Quiz: Network and Graph Visualization

Q: Which Python library is the de facto standard for graph data structures and algorithms? A) Plotly B) NetworkX C) matplotlib D) pandas

B. NetworkX is the standard Python library for graph data structures and analysis. Plotly and matplotlib provide visualization; NetworkX provides the data structures and algorithms.

Q: Which layout algorithm uses a force-directed model where nodes repel each other and edges act as springs? A) Circular B) Spring (Fruchterman-Reingold) C) Shell D) Random

B. `nx.spring_layout` implements Fruchterman-Reingold, the most common force-directed algorithm. Nodes repel each other (to spread out), and edges pull connected nodes together (to maintain structure).

Q: What is the "hairball problem" in network visualization? A) A performance issue in NetworkX for large graphs B) A rendering bug in matplotlib C) Large networks producing dense visual tangles that convey no information D) An incorrect centrality calculation

C. The hairball is the situation where a network of more than a few hundred nodes produces a dense tangle when drawn with a force-directed layout. The chapter's threshold concept is that networks are not always the right answer — sometimes a matrix, arc diagram, or aggregated view is better.

Q: Which centrality measure counts how often a node lies on shortest paths between other nodes? A) Degree centrality B) Closeness centrality C) Betweenness centrality D) Eigenvector centrality

C. Betweenness centrality measures how often a node is a "bottleneck" on shortest paths. High-betweenness nodes are brokers or gatekeepers.
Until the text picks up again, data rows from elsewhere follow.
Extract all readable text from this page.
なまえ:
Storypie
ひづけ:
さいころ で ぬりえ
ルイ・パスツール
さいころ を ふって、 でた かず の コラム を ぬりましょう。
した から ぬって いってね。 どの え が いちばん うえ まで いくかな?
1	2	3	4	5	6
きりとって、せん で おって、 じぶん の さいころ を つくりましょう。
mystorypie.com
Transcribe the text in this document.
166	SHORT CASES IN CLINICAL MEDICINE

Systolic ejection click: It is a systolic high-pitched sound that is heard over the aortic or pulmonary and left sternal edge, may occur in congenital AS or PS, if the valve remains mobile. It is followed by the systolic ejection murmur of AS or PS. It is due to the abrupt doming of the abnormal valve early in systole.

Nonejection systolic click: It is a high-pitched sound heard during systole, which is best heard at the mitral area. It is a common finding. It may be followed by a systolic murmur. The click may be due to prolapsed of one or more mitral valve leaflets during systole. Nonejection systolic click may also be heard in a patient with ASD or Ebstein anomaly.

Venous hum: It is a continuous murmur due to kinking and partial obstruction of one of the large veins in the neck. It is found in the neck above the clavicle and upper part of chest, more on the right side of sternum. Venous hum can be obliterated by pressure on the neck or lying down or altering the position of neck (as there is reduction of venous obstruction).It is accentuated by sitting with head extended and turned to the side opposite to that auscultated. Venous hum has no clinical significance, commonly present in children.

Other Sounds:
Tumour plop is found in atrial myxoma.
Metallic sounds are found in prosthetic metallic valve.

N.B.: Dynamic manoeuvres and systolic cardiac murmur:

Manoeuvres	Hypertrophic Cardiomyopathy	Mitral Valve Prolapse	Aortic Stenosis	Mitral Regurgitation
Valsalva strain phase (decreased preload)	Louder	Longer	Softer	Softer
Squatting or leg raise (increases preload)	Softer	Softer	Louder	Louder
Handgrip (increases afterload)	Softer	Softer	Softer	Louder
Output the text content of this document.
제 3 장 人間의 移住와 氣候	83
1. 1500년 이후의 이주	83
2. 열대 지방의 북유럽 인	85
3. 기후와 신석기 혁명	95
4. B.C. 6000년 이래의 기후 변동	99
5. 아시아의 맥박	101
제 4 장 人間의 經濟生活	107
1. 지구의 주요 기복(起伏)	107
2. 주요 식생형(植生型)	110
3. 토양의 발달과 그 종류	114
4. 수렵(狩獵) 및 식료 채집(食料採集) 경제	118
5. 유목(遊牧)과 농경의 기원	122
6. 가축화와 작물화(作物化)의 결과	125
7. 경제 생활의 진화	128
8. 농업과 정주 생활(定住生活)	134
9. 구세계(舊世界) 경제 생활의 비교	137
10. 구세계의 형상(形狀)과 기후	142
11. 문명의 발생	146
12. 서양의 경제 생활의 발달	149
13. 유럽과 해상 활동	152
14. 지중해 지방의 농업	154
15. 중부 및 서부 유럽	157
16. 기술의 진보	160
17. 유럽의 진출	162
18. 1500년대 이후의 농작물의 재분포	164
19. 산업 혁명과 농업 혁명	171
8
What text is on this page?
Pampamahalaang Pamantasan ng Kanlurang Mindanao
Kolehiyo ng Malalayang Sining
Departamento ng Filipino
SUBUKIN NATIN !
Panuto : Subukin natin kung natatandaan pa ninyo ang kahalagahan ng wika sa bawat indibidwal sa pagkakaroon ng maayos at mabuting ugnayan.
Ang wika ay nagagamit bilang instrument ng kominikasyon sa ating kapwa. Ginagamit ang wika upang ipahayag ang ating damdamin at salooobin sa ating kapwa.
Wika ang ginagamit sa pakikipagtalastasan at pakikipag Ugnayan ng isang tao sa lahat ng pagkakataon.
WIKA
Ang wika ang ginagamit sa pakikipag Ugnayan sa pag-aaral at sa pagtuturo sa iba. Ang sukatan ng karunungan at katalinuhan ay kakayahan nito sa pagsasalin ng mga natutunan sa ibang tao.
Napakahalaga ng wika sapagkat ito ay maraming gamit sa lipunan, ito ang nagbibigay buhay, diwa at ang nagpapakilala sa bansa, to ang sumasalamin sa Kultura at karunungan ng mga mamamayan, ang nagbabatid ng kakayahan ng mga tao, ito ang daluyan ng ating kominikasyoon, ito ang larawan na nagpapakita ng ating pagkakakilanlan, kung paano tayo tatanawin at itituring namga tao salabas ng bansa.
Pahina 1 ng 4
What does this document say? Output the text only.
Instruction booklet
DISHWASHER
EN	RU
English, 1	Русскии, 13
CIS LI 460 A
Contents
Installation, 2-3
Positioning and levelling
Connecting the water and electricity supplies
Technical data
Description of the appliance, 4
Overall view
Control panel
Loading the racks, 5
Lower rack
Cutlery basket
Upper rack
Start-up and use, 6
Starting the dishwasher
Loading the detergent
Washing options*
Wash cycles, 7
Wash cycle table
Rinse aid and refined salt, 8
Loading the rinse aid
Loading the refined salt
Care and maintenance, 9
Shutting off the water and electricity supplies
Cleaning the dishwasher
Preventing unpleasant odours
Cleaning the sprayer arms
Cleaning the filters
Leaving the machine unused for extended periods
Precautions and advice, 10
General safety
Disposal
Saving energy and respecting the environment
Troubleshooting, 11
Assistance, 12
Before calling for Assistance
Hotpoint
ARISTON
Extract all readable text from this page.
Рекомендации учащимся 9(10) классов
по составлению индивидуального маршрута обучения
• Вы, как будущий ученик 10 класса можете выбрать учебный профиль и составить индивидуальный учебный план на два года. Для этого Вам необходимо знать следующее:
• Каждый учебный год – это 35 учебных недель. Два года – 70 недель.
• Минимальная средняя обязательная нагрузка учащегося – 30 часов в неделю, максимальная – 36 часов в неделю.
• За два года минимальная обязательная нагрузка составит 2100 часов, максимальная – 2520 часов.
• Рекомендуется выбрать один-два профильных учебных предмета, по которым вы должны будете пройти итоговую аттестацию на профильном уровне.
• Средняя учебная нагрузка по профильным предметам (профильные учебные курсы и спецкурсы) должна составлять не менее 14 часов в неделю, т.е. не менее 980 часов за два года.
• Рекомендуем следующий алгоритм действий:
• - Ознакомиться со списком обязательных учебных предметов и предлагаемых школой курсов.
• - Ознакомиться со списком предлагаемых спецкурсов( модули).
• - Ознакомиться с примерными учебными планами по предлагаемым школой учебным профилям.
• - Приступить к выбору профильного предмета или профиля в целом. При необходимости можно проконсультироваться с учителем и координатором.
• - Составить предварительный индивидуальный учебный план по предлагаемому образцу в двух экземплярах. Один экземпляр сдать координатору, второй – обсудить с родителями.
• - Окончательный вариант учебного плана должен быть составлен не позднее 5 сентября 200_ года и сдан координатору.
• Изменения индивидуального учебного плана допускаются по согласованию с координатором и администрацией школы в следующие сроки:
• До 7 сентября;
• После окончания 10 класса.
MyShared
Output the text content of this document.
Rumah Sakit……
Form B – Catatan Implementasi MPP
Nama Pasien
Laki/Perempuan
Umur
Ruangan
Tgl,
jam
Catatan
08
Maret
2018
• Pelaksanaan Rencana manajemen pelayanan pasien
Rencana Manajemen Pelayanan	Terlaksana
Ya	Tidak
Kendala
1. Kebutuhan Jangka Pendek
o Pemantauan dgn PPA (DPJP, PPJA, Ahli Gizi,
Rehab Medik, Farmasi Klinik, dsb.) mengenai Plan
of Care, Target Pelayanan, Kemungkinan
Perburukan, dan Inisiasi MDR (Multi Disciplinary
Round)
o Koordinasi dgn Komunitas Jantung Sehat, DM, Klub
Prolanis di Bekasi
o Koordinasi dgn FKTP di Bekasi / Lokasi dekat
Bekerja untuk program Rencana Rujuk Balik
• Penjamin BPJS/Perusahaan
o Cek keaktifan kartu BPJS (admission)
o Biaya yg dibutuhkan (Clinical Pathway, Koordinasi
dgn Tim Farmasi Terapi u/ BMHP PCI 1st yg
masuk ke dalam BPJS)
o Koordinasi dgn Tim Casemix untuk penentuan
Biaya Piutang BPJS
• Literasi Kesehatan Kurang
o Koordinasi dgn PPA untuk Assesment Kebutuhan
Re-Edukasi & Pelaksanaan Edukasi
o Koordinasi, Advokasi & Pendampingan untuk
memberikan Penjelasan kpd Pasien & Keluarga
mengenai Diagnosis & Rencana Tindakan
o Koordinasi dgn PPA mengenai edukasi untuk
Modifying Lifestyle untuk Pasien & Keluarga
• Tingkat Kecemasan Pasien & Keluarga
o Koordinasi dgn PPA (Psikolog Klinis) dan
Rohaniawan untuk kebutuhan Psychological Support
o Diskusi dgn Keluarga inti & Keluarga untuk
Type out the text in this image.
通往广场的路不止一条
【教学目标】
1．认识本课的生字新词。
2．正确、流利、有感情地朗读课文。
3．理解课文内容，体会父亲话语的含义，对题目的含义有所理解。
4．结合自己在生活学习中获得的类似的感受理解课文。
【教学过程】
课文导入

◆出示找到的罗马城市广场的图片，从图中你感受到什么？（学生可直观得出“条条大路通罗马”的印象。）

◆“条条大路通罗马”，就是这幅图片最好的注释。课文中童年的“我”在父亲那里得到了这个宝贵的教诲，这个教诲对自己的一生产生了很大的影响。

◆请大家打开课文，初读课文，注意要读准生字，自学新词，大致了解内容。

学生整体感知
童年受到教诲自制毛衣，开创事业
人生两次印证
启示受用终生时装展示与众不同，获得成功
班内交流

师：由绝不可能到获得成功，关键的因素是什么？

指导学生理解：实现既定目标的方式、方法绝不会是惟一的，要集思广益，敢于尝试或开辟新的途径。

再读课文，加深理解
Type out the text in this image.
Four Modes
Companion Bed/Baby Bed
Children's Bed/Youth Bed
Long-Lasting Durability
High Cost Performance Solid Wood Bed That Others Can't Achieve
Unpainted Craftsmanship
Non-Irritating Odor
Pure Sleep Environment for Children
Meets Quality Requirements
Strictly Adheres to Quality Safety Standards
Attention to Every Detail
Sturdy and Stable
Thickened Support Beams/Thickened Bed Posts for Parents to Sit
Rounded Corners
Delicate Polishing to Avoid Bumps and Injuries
Degree centrality counts direct connections; closeness measures average distance to all others; eigenvector is recursive influence.

Q: What does Plotly Express provide for network visualization? A) `px.network` B) `px.graph` C) `px.scatter` with manual node/edge conversion — no built-in network type D) `px.choropleth` with graph mode

C. Plotly Express has no built-in network function. You build networks in Plotly by manually constructing Scatter traces for edges and nodes from NetworkX positions. This is verbose but gives full interactive control.

Q: Which library wraps the vis.js JavaScript library for quick interactive networks in Python? A) pyvis B) graphviz C) networkx-viz D) d3py

A. pyvis wraps vis.js and lets you create interactive networks with physics-based layouts in a few lines. It is the fastest path to an interactive network in Python.

Q: Which visualization is most appropriate for a graph with 2000 nodes? A) Force-directed network diagram B) Adjacency matrix (heatmap) C) Chord diagram D) Sankey diagram

B. Adjacency matrices scale to thousands of nodes without tangling. A 2000-node force-directed diagram would be a hairball. Chord and Sankey diagrams are for specific flow/aggregate structures, not general large graphs.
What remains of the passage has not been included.